26 February - 2 March 2018
- Elementary stochastic differential equations, strong and weak solutions, transition density functions, Feynman-Kac formula, exit times and hitting probabilities, maximum/minimum of Brownian motion;
- Martingale methods in continuous time: stopping times, martingales and local martingales; stochastic integrals and Ito formula, martingale representation theorem;
- The Black-Scholes model: assumptions, perfect replication, risk-neutral valuation, the Black-Scholes PDE and solutions, discrete and continuous dividend yields, time-dependent volatility, dividends and interest rates;
- Hedging, Greeks: delta, gamma, vega, rho, less common sensitivities;
- Introduction to P & Q Measures: equilibrium pricing, review of physical and risk-neutral probabilities in discrete and continuous time, CAPM, paradoxes, risk premia;
- Introduction to the term structure of interest rates, bond price equilibria, duration and convexity, caps, floors, swaps;
- Introduction to Monte Carlo: sampling non-uniform distributions, expectation and integration, implementation of MC methods; simple variance reduction techniques: importance sampling, antithetic sampling, control variates; finite difference Greeks, likelihood ratio method, pathwise sensitivities, workshop; and
- Explicit and implicit finite difference schemes, implementation, accuracy and stability, Greeks and smoothing schemes; workshop.

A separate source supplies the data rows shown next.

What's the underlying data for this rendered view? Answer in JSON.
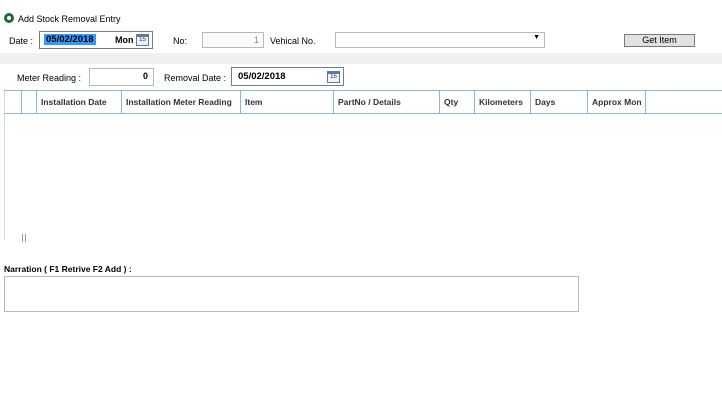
{
  "window": {
    "title": "Add Stock Removal Entry"
  },
  "form": {
    "date_label": "Date :",
    "date_value": "05/02/2018",
    "day_value": "Mon",
    "calendar_icon_text": "15",
    "no_label": "No:",
    "no_value": "1",
    "vehicle_label": "Vehical No.",
    "vehicle_value": "",
    "get_item_label": "Get Item",
    "meter_label": "Meter Reading :",
    "meter_value": "0",
    "removal_label": "Removal Date :",
    "removal_value": "05/02/2018"
  },
  "grid": {
    "columns": [
      "Installation Date",
      "Installation Meter Reading",
      "Item",
      "PartNo / Details",
      "Qty",
      "Kilometers",
      "Days",
      "Approx Mon"
    ],
    "rows": []
  },
  "narration": {
    "label": "Narration ( F1 Retrive F2 Add ) :",
    "value": ""
  },
  "colors": {
    "selection": "#3399ff",
    "grid_line": "#8fb3d9",
    "icon": "#1f6b3a"
  },
  "icons": [
    "app-icon",
    "calendar-icon",
    "dropdown-arrow-icon"
  ]
}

Assignment due: 12 noon UK time, 2 April 2018
The Module 2 assignment is available under Course Materials during, or shortly after, the week you are in Oxford. Although not a compulsory assignment, it is highly recommended that you do submit an assignment to give an indication of how you are progressing on the course, ready for the examinations. If you do not plan to submit the assignment then please let the Course Administrator know.
Keep a record of the submission ID for future reference. If you encounter any problems please contact the Course Administrator as soon as possible.
Please remember to put your candidate number, rather than your name, on the assignment. You can find your candidate number on the Student Self Service System.